Here am I in a state of confusion, in paranoid speculation-
-an adjective. “Ridiculously paranoid”? “Almost paranoid”?
about two people who might not even have met plotting against me. Mmm. “Plotting against me.” Ridiculous, overweeningly solipsist paranoia, clearly. Yet- that behaviour of one is so bizarre, of the other so much of a piece, that-
No-one would ever recognise their own insanity.
Hearing my dreadful cough- I feel no other impairment- someone said I should see a doctor. Right back at you: she wears a thick jacket and two other layers, while in the hot weather I am in a light, short sleeved dress. Are you malnourished, or something?
There was I, writing in praise of cruelty one gets away with, and am now flummoxed and scunnered. Man boasted to me this morning of the head teacher saying he was the most impressive probationer the school had had. This is a good story, but a sad boast thirty years later. Another man seems a complete fool- “unconnected to reality” says my muse, hmm, maybe not that bad. He spent the first half hour of the meeting trying to get Skype to work, which would have been more forgiveable had he not spent the first half hour of the previous meeting in the same way. He then spent time blithering about irrelevancies while another thought of practicalities like, will we be able to shower anywhere that week? Though S remembers bathing once a week as a child, and having a quick rub down after playing out. Current ideas of hygiene are strange, historically.
Not so bizarre. “You’re mental!” he told me, appreciatively. Grinning, I agreed.

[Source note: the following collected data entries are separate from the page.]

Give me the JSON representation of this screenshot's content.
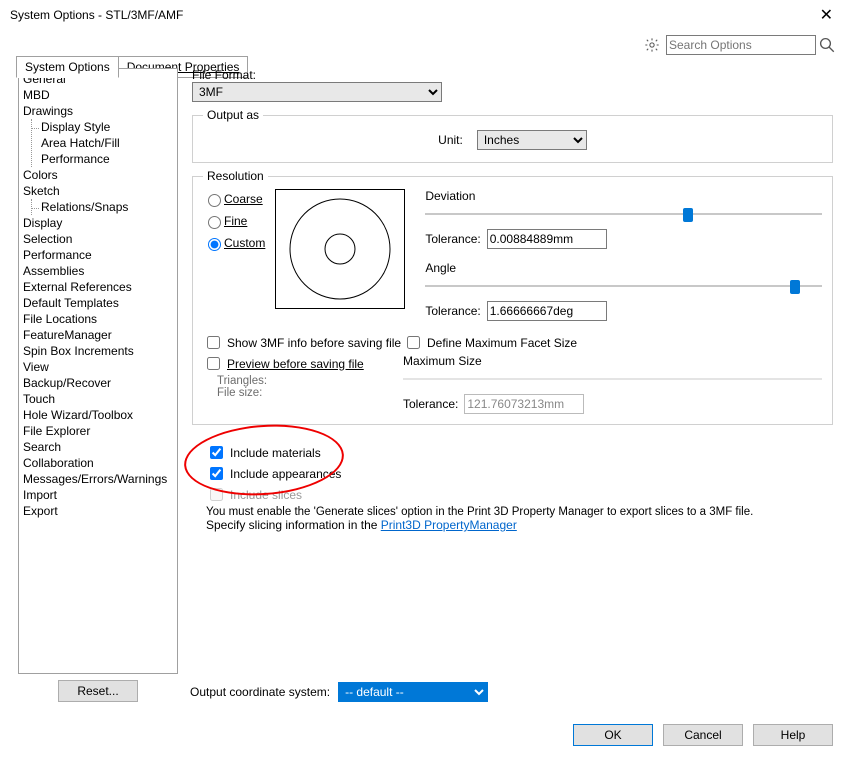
{
  "window": {
    "title": "System Options - STL/3MF/AMF"
  },
  "search": {
    "placeholder": "Search Options"
  },
  "tabs": {
    "system_options": "System Options",
    "document_properties": "Document Properties"
  },
  "nav": {
    "items": [
      "General",
      "MBD",
      "Drawings"
    ],
    "drawings_sub": [
      "Display Style",
      "Area Hatch/Fill",
      "Performance"
    ],
    "items2": [
      "Colors",
      "Sketch"
    ],
    "sketch_sub": [
      "Relations/Snaps"
    ],
    "items3": [
      "Display",
      "Selection",
      "Performance",
      "Assemblies",
      "External References",
      "Default Templates",
      "File Locations",
      "FeatureManager",
      "Spin Box Increments",
      "View",
      "Backup/Recover",
      "Touch",
      "Hole Wizard/Toolbox",
      "File Explorer",
      "Search",
      "Collaboration",
      "Messages/Errors/Warnings",
      "Import",
      "Export"
    ],
    "reset": "Reset..."
  },
  "main": {
    "file_format_label": "File Format:",
    "file_format_value": "3MF",
    "output_as": "Output as",
    "unit_label": "Unit:",
    "unit_value": "Inches",
    "resolution": "Resolution",
    "res_coarse": "Coarse",
    "res_fine": "Fine",
    "res_custom": "Custom",
    "deviation": "Deviation",
    "angle": "Angle",
    "tolerance": "Tolerance:",
    "dev_value": "0.00884889mm",
    "angle_value": "1.66666667deg",
    "show_info": "Show 3MF info before saving file",
    "preview": "Preview before saving file",
    "triangles": "Triangles:",
    "filesize": "File size:",
    "define_max": "Define Maximum Facet Size",
    "max_size": "Maximum Size",
    "max_value": "121.76073213mm",
    "include_materials": "Include materials",
    "include_appearances": "Include appearances",
    "include_slices": "Include slices",
    "slices_note1": "You must enable the 'Generate slices' option in the Print 3D Property Manager to export slices to a 3MF file.",
    "slices_note2a": "Specify slicing information in the ",
    "slices_note2_link": "Print3D PropertyManager",
    "coord_label": "Output coordinate system:",
    "coord_value": "-- default --"
  },
  "footer": {
    "ok": "OK",
    "cancel": "Cancel",
    "help": "Help"
  }
}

That situation appears like very early childhood, said Serra Pitts the gender clinic psychotherapist. You react like you did to your mother. All your feelings are distress and frustration. Well, I continue, and if I say anything negative about that situation I will find ready agreement from others. Again, right back at you. Serra, I react to you like my mother, recounting tales of my advancing understanding and maturity. I say it’s like transition. I don’t know why I want it, I just do. I don’t presume to understand the brain architecture, but it is hypothalamus stuff. And I don’t have to make grand plans about exactly how things will be in five years, just decide what I want to do today. Oh, that’s very good, you say. Gold star!

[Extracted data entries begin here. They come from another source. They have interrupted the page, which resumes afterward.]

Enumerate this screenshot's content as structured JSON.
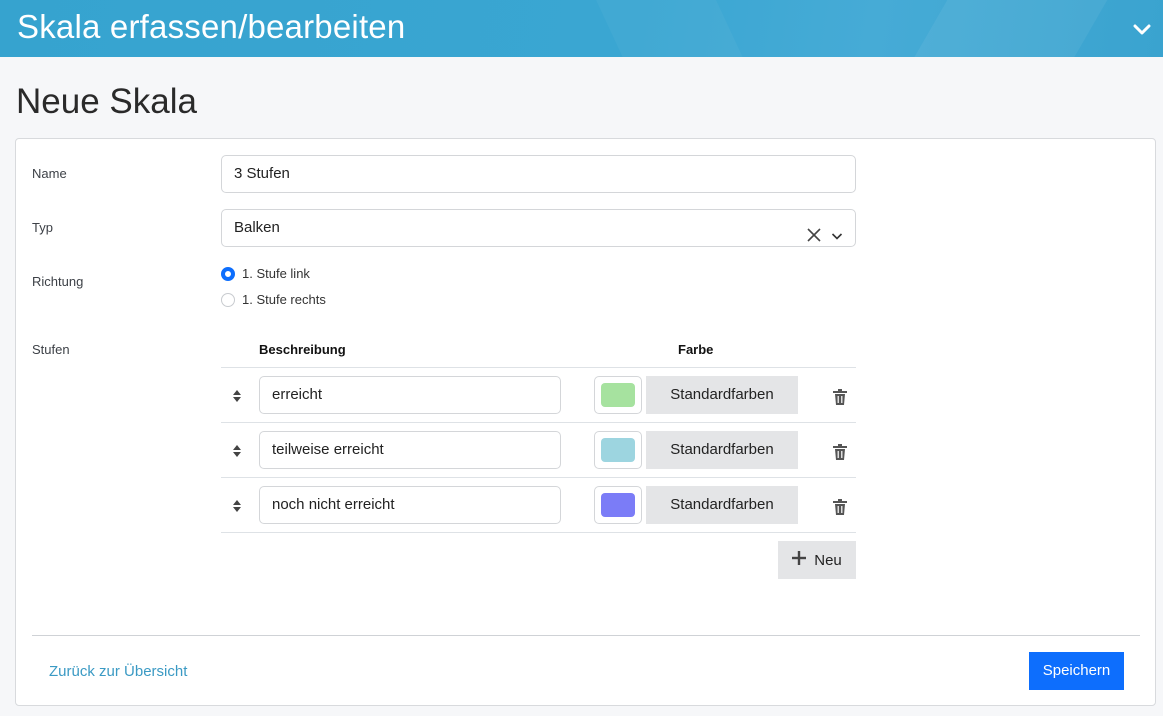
{
  "header": {
    "title": "Skala erfassen/bearbeiten",
    "toggle_icon": "chevron-down-icon"
  },
  "page": {
    "title": "Neue Skala"
  },
  "form": {
    "name_label": "Name",
    "name_value": "3 Stufen",
    "type_label": "Typ",
    "type_value": "Balken",
    "direction_label": "Richtung",
    "direction_options": [
      {
        "label": "1. Stufe link",
        "checked": true
      },
      {
        "label": "1. Stufe rechts",
        "checked": false
      }
    ],
    "levels_label": "Stufen",
    "levels_header": {
      "description": "Beschreibung",
      "color": "Farbe"
    },
    "levels": [
      {
        "description": "erreicht",
        "color": "#a6e29f",
        "std_label": "Standardfarben"
      },
      {
        "description": "teilweise erreicht",
        "color": "#9dd5e0",
        "std_label": "Standardfarben"
      },
      {
        "description": "noch nicht erreicht",
        "color": "#7b7cf7",
        "std_label": "Standardfarben"
      }
    ],
    "add_label": "Neu"
  },
  "footer": {
    "back_label": "Zurück zur Übersicht",
    "save_label": "Speichern"
  },
  "colors": {
    "accent": "#0d6efd",
    "header": "#3aa6d2",
    "link": "#3b9ac4"
  }
}
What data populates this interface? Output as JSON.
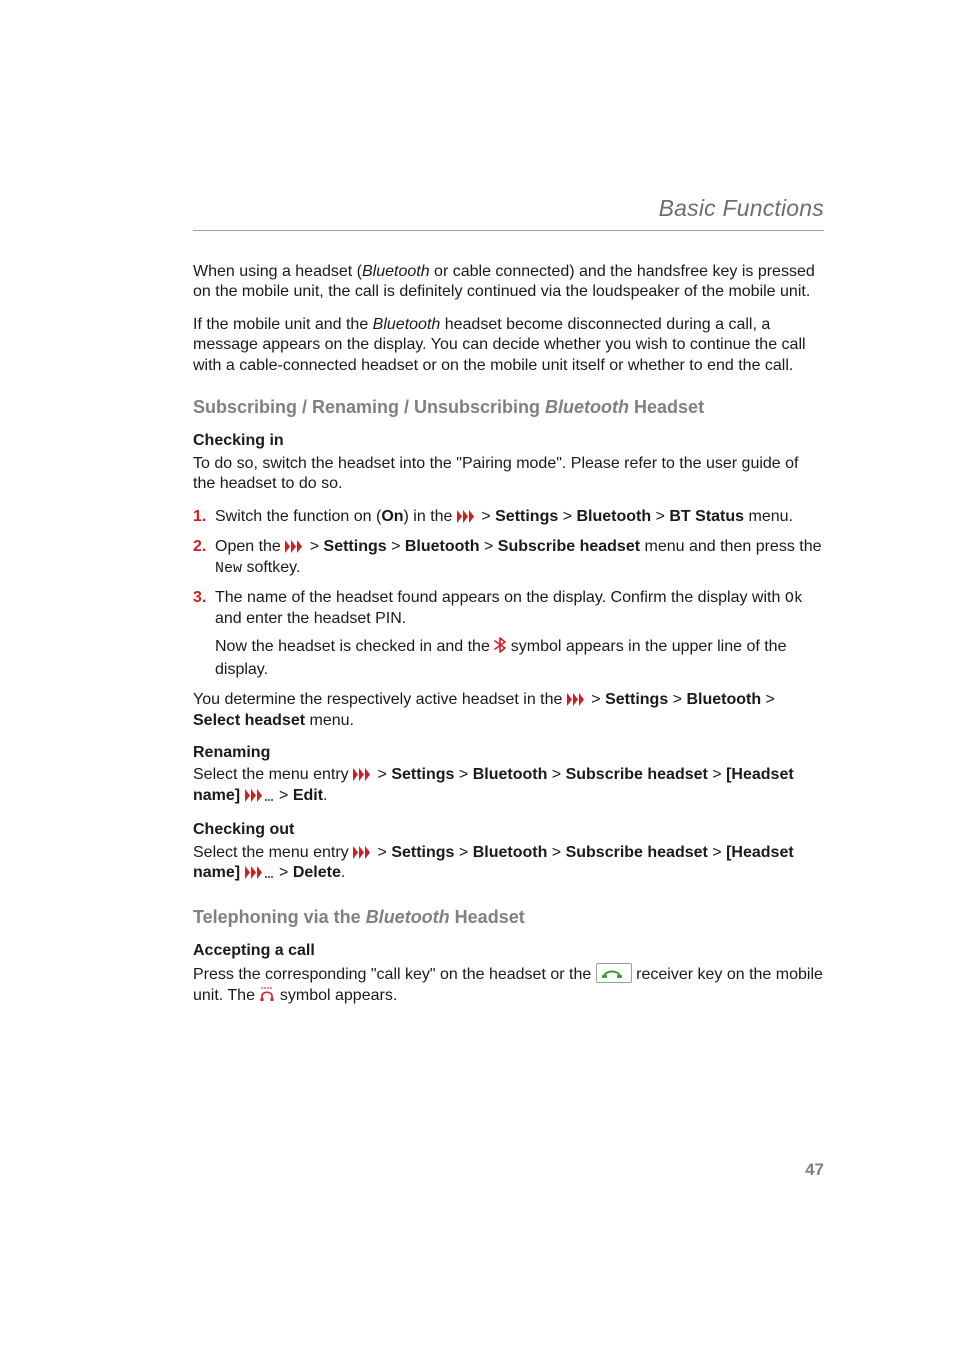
{
  "header": {
    "title": "Basic Functions"
  },
  "p1": {
    "a": "When using a headset (",
    "b": "Bluetooth",
    "c": " or cable connected) and the handsfree key is pressed on the mobile unit, the call is definitely continued via the loudspeaker of the mobile unit."
  },
  "p2": {
    "a": "If the mobile unit and the ",
    "b": "Bluetooth",
    "c": " headset become disconnected during a call, a message appears on the display. You can decide whether you wish to continue the call with a cable-connected headset or on the mobile unit itself or whether to end the call."
  },
  "h1": {
    "a": "Subscribing / Renaming / Unsubscribing ",
    "b": "Bluetooth",
    "c": " Headset"
  },
  "checkin": {
    "head": "Checking in",
    "intro": "To do so, switch the headset into the \"Pairing mode\". Please refer to the user guide of the headset to do so.",
    "s1": {
      "num": "1.",
      "a": "Switch the function on (",
      "b": "On",
      "c": ") in the ",
      "d": " > ",
      "e": "Settings",
      "f": " > ",
      "g": "Bluetooth",
      "h": " > ",
      "i": "BT Status",
      "j": " menu."
    },
    "s2": {
      "num": "2.",
      "a": "Open the ",
      "b": " > ",
      "c": "Settings",
      "d": " > ",
      "e": "Bluetooth",
      "f": " > ",
      "g": "Subscribe headset",
      "h": " menu and then press the ",
      "i": "New",
      "j": " softkey."
    },
    "s3": {
      "num": "3.",
      "a": "The name of the headset found appears on the display. Confirm the display with ",
      "b": "Ok",
      "c": " and enter the headset PIN.",
      "d": "Now the headset is checked in and the ",
      "e": " symbol appears in the upper line of the display."
    },
    "post": {
      "a": "You determine the respectively active headset in the ",
      "b": " > ",
      "c": "Settings",
      "d": " > ",
      "e": "Bluetooth",
      "f": " > ",
      "g": "Select headset",
      "h": " menu."
    }
  },
  "renaming": {
    "head": "Renaming",
    "a": "Select the menu entry ",
    "b": " > ",
    "c": "Settings",
    "d": " > ",
    "e": "Bluetooth",
    "f": " > ",
    "g": "Subscribe headset",
    "h": " > ",
    "i": "[Headset name] ",
    "j": " > ",
    "k": "Edit",
    "l": "."
  },
  "checkout": {
    "head": "Checking out",
    "a": "Select the menu entry ",
    "b": " > ",
    "c": "Settings",
    "d": " > ",
    "e": "Bluetooth",
    "f": " > ",
    "g": "Subscribe headset",
    "h": " > ",
    "i": "[Headset name] ",
    "j": " > ",
    "k": "Delete",
    "l": "."
  },
  "h2": {
    "a": "Telephoning via the ",
    "b": "Bluetooth",
    "c": " Headset"
  },
  "accept": {
    "head": "Accepting a call",
    "a": "Press the corresponding \"call key\" on the headset or the ",
    "b": " receiver key on the mobile unit. The ",
    "c": " symbol appears."
  },
  "pagenum": "47",
  "colors": {
    "accent": "#d11e1f",
    "muted": "#808080"
  }
}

I want to boast about those texts.
-I think your gorgeous!
-I think you’re right!
-I take it your home now
-Nah, texting by moonlight as I pedal along.
-Yeah right lol xxx
This led to some questioning with Serra whether I really am wholly gynaephile, and if I were not what that would mean for My Identity. Better not to cling to it if it is untrue. Better not to doubt it if it is true…

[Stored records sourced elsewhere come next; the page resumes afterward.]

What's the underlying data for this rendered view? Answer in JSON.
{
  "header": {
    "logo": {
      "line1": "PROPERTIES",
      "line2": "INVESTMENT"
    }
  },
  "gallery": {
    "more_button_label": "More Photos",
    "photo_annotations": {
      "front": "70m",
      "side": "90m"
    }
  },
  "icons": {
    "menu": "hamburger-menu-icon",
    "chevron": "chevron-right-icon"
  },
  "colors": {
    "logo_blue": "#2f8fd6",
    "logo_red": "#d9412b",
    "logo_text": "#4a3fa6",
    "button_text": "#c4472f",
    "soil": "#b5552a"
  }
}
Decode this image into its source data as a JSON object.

The moon was full, casting shadows from a clear sky. My rear light was not working: a car tooted to warn me. I decided at the time to enjoy it, though it was not merely comfortable and later I was cold, huddling under the duvet. I thought I would write in a chronological way about the open mic night, and maybe I still will though in my confusion the thing which pleases me is the gratitude of a woman I have not always seen eye to eye with (whatever that means) at my easily given yet sweetly generous last sentence in a letter. We are not necessarily nice people, but kindness and gratitude for a moment brings us together. And Fran’s comment, which consolidated my confusion and freed me to write this post.